A View from Kevin Bullis
Speeding New Materials for Nukes
Future nuclear power plants could benefit from advanced computer models.
Next-generation nuclear power plants could produce much less waste than conventional reactors, eliminating a serious objection to a potentially abundant and otherwise clean source of energy. But the new technology requires materials that can withstand both high temperatures and radiation. Using conventional methods, it could take decades to develop such materials. But new computer simulations could cut this time down to months, says Steven John Zinkle, a researcher at Oak Ridge National Laboratory. Zinkle presented his recent work at the Materials Research Society conference in Boston.

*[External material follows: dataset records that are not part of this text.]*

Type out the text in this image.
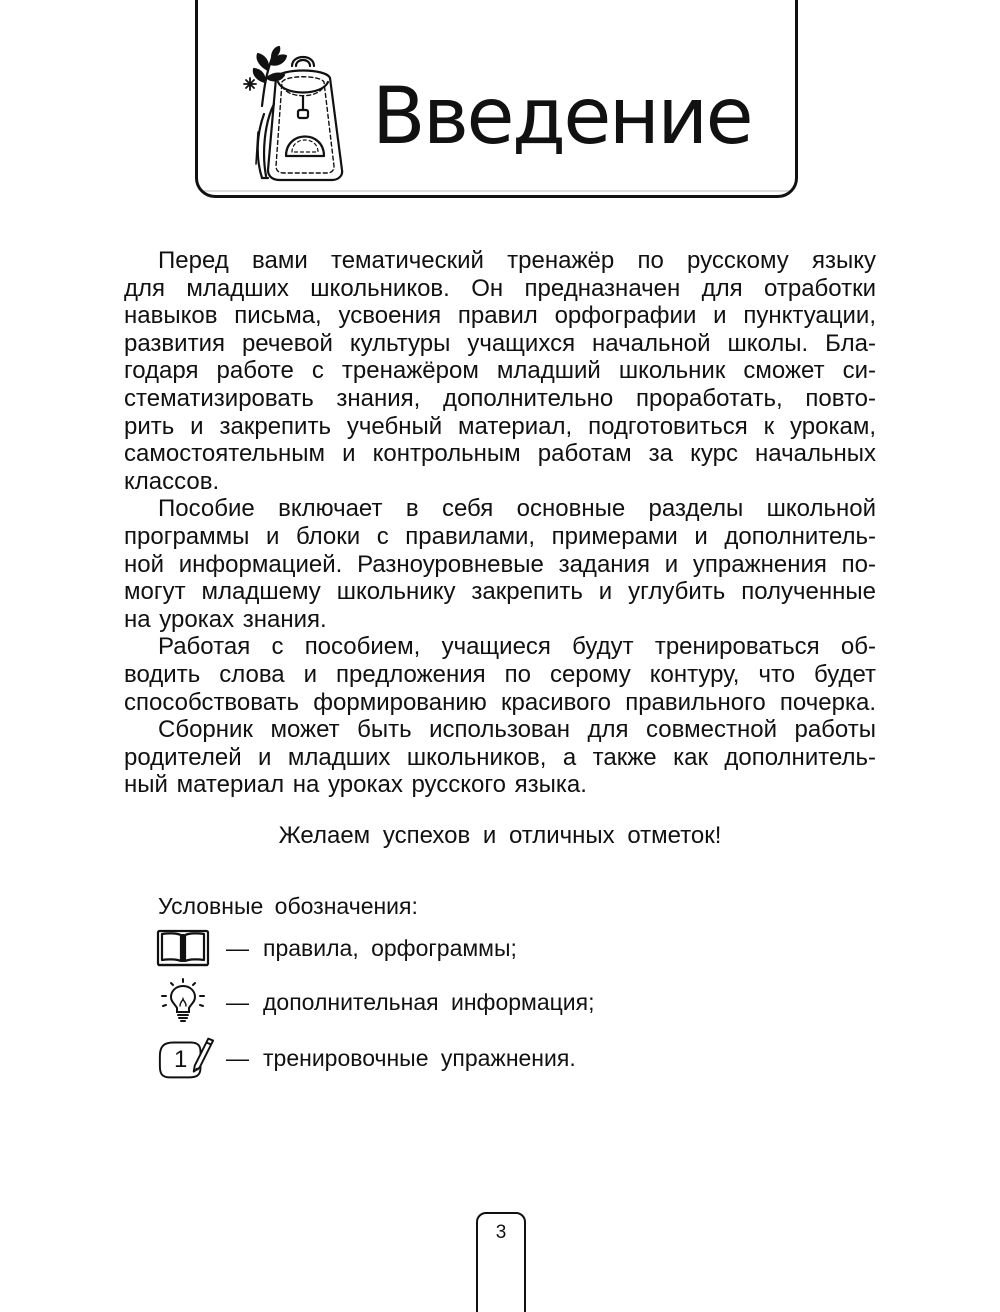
Введение
Перед вами тематический тренажёр по русскому языку
для младших школьников. Он предназначен для отработки
навыков письма, усвоения правил орфографии и пунктуации,
развития речевой культуры учащихся начальной школы. Бла-
годаря работе с тренажёром младший школьник сможет си-
стематизировать знания, дополнительно проработать, повто-
рить и закрепить учебный материал, подготовиться к урокам,
самостоятельным и контрольным работам за курс начальных
классов.
Пособие включает в себя основные разделы школьной
программы и блоки с правилами, примерами и дополнитель-
ной информацией. Разноуровневые задания и упражнения по-
могут младшему школьнику закрепить и углубить полученные
на уроках знания.
Работая с пособием, учащиеся будут тренироваться об-
водить слова и предложения по серому контуру, что будет
способствовать формированию красивого правильного почерка.
Сборник может быть использован для совместной работы
родителей и младших школьников, а также как дополнитель-
ный материал на уроках русского языка.
Желаем успехов и отличных отметок!
Условные обозначения:
— правила, орфограммы;
— дополнительная информация;
1 — тренировочные упражнения.
3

The materials proven to work in today’s nuclear power plants operate within a small range of temperatures that won’t work in many new designs. Outside that range, the materials can become brittle or develop holes that make them look like “Swiss cheese,” Zinkle says. But researchers are learning that changing the composition of an alloy by a fraction of a percent can change its operating temperature by hundreds of degrees. Tweaking the heat treatment of the materials can also have a big effect. The problem is that sorting through the large number of possible subtle changes can take a very long time.
Zinkle says that computer modeling is making it possible to shrink development times from decades to months. Models allow researchers to quickly evaluate subtle changes without having to go through the time-consuming process of making a lot of slightly different materials. As a result, researchers have been able to identify small changes that, for example, transform materials that would normally break apart after a couple of days into materials that last for years without showing significant damage.
Oak Ridge researchers have already demonstrated the techniques with new materials for diesel engines, and they’re applying the techniques to speed the development of more environmentally benign nuclear power plants.